Memory from a kernel developer’s perspective

Memory on Tenstorrent processors works differently than on traditional CPUs and GPUs. Instead of a single address space shared by all cores, memory is addressed by an (x, y, local_address) tuple. This is due to the mesh-based design, where each node on the NoC has its own local resources. This design has important implications for writing compute kernels. Which core uses which memory can significantly affect performance, so understanding how memory works is essential for writing efficient kernels.

This document is intended for kernel developers who want to understand memory on Tenstorrent processors beyond just using the APIs. It assumes you are familiar with the first five programming examples (from DRAM loopback to multi-core matrix multiplication). Review the Metalium Programming Model Guide for foundational understanding of the hardware architecture and programming model.

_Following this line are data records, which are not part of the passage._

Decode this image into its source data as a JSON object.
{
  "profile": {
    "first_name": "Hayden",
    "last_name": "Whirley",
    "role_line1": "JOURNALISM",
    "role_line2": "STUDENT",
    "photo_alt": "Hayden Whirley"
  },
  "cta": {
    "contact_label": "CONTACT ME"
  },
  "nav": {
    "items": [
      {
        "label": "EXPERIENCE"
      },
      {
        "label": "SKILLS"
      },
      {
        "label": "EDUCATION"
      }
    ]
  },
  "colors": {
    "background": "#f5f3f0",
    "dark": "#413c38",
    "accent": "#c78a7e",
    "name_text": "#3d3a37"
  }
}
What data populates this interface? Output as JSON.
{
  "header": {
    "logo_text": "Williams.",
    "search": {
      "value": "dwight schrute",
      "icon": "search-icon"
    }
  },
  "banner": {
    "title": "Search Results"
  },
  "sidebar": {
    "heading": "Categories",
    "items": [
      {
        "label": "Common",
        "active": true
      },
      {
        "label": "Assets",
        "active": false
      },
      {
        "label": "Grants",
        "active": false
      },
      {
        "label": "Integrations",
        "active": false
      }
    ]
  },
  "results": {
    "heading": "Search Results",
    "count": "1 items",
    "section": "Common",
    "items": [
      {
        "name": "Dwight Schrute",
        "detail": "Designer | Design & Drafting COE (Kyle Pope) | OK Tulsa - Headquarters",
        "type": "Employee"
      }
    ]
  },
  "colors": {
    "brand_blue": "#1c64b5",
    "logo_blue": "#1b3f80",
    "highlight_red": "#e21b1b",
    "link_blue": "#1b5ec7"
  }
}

Data addressing on Tenstorrent processors

RISC-V Address Space

For a kernel running on data-movement core 0 of Tensix core (0, 0), the binary is placed in that core’s shared SRAM (historically “L1”). At runtime, instructions stream from shared SRAM into a small per-core instruction cache (0.5-2 KiB, about 128-512 instructions) to cut repeated SRAM fetches. Each RISC-V core also has a small private memory region for its stack and locals; this region and the shared SRAM are mapped at identical addresses on every core. The shared SRAM is always accessible to all cores; only the private region is isolated. Because many on-core agents contend for shared SRAM, RISC-V loads and stores to it have limited bandwidth and a latency of several cycles.

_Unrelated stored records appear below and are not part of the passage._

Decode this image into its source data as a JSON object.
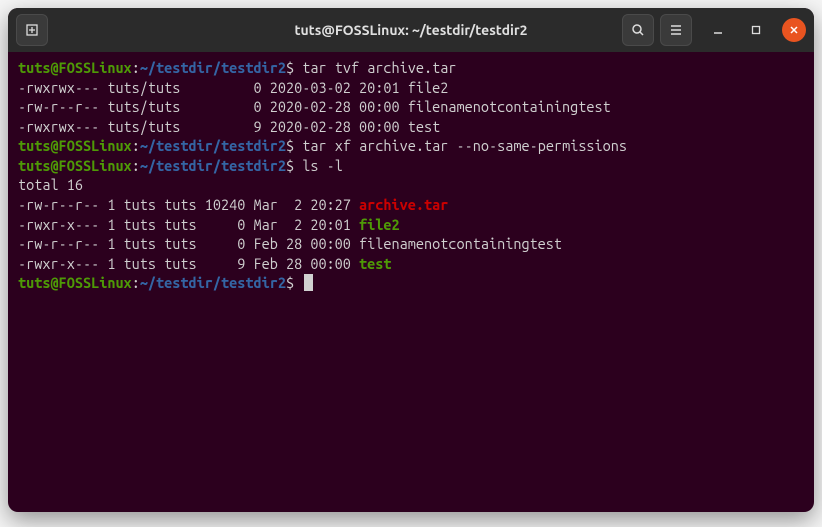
{
  "titlebar": {
    "title": "tuts@FOSSLinux: ~/testdir/testdir2"
  },
  "prompt": {
    "user": "tuts@FOSSLinux",
    "colon": ":",
    "path": "~/testdir/testdir2",
    "dollar": "$"
  },
  "commands": {
    "cmd1": "tar tvf archive.tar",
    "cmd2": "tar xf archive.tar --no-same-permissions",
    "cmd3": "ls -l"
  },
  "output": {
    "tvf1": "-rwxrwx--- tuts/tuts         0 2020-03-02 20:01 file2",
    "tvf2": "-rw-r--r-- tuts/tuts         0 2020-02-28 00:00 filenamenotcontainingtest",
    "tvf3": "-rwxrwx--- tuts/tuts         9 2020-02-28 00:00 test",
    "total": "total 16",
    "ls1_pre": "-rw-r--r-- 1 tuts tuts 10240 Mar  2 20:27 ",
    "ls1_file": "archive.tar",
    "ls2_pre": "-rwxr-x--- 1 tuts tuts     0 Mar  2 20:01 ",
    "ls2_file": "file2",
    "ls3_pre": "-rw-r--r-- 1 tuts tuts     0 Feb 28 00:00 ",
    "ls3_file": "filenamenotcontainingtest",
    "ls4_pre": "-rwxr-x--- 1 tuts tuts     9 Feb 28 00:00 ",
    "ls4_file": "test"
  }
}
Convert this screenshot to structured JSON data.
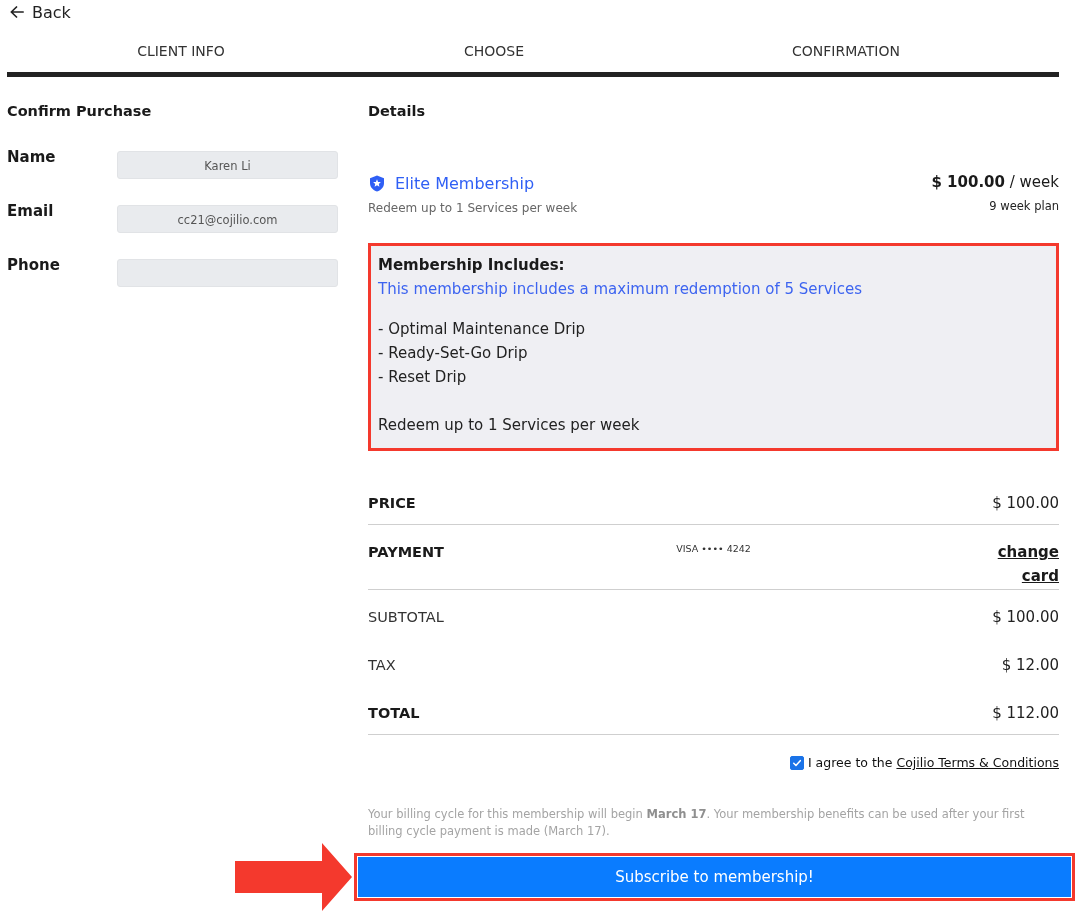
{
  "back": {
    "label": "Back"
  },
  "steps": [
    {
      "label": "CLIENT INFO"
    },
    {
      "label": "CHOOSE"
    },
    {
      "label": "CONFIRMATION"
    }
  ],
  "progress": {
    "level": 1
  },
  "client": {
    "title": "Confirm Purchase",
    "fields": [
      {
        "label": "Name",
        "value": "Karen Li"
      },
      {
        "label": "Email",
        "value": "cc21@cojilio.com"
      },
      {
        "label": "Phone"
      }
    ]
  },
  "details": {
    "title": "Details",
    "plan": {
      "name": "Elite Membership",
      "subtitle": "Redeem up to 1 Services per week",
      "price": "**$ 100.00** / week",
      "term": "9 week plan"
    },
    "includes": {
      "highlighted": true,
      "title": "Membership Includes:",
      "summary": "This membership includes a maximum redemption of 5 Services",
      "items": [
        "- Optimal Maintenance Drip",
        "- Ready-Set-Go Drip",
        "- Reset Drip"
      ],
      "footer": "Redeem up to 1 Services per week"
    }
  },
  "summary": [
    {
      "kind": "amount",
      "label": "PRICE",
      "value": "$ 100.00",
      "bold": true,
      "divider": true
    },
    {
      "kind": "payment",
      "label": "PAYMENT",
      "card": "VISA •••• 4242",
      "action": "change card",
      "bold": true,
      "divider": true
    },
    {
      "kind": "amount",
      "label": "SUBTOTAL",
      "value": "$ 100.00",
      "bold": false,
      "divider": false
    },
    {
      "kind": "amount",
      "label": "TAX",
      "value": "$ 12.00",
      "bold": false,
      "divider": false
    },
    {
      "kind": "amount",
      "label": "TOTAL",
      "value": "$ 112.00",
      "bold": true,
      "divider": true
    }
  ],
  "agreement": {
    "checked": true,
    "text": "I agree to the",
    "link": "Cojilio Terms & Conditions"
  },
  "billing_note": "Your billing cycle for this membership will begin **March 17**. Your membership benefits can be used after your first billing cycle payment is made (March 17).",
  "subscribe": {
    "label": "Subscribe to membership!",
    "highlighted": true,
    "pointer_arrow": true
  }
}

Refer to the Baby RISC-V documentation for the RISC-V address space. The L1 page documents the shared SRAM (L1) organization, its clients and performance characteristics.

// the function (machine code) lives on L1. When executed, a 0.5~2KiB
// instruction cache (depending on which core is selected) reduces
// SRAM access pressure
void kernel_main() {
    int a = 0; // lives on per-core private memory
    // Because of this, passing the address of this variable to another core
    // will not work, as the other core does not have access to the private memory
    // it lives on. And has the core has its own private memory mapped at the same address

    // Variable `cb_idx` lives in per-core memory but points to a circular buffer in shared SRAM
    // Because shared SRAM is mapped in the core's address space, you can cast it to a pointer
    // and access it as if it were a regular memory.
    // However note that the RISC-V cores itself have low bandwidth to SRAM, the bulk of compute
    // is done via peripherals which have much higher bandwidth to SRAM.
    cb_wait_front(tt::CBIndex::c_16, 1);
    uint32_t cb_addr = get_write_ptr(tt::CBIndex::c_16);
    // Treating it as address because the address is in shared SRAM
    // DPRINT << ((uint32_t*)cb_addr)[0] << std::endl;

    // `dram_addr` is a DRAM address, however the address is not mapped in the RISC-V address space
    // and the content must be explicitly fetched from DRAM using NoC APIs and requesting a transfer
    uint32_t dram_addr = get_arg_val<uint32_t>(0);
}

The memory blocks and related peripherals within the Tensix core can be visualized with the following diagram. Compute-related blocks are not shown as they are consumers of the memory system rather than part of the memory hierarchy discussed here.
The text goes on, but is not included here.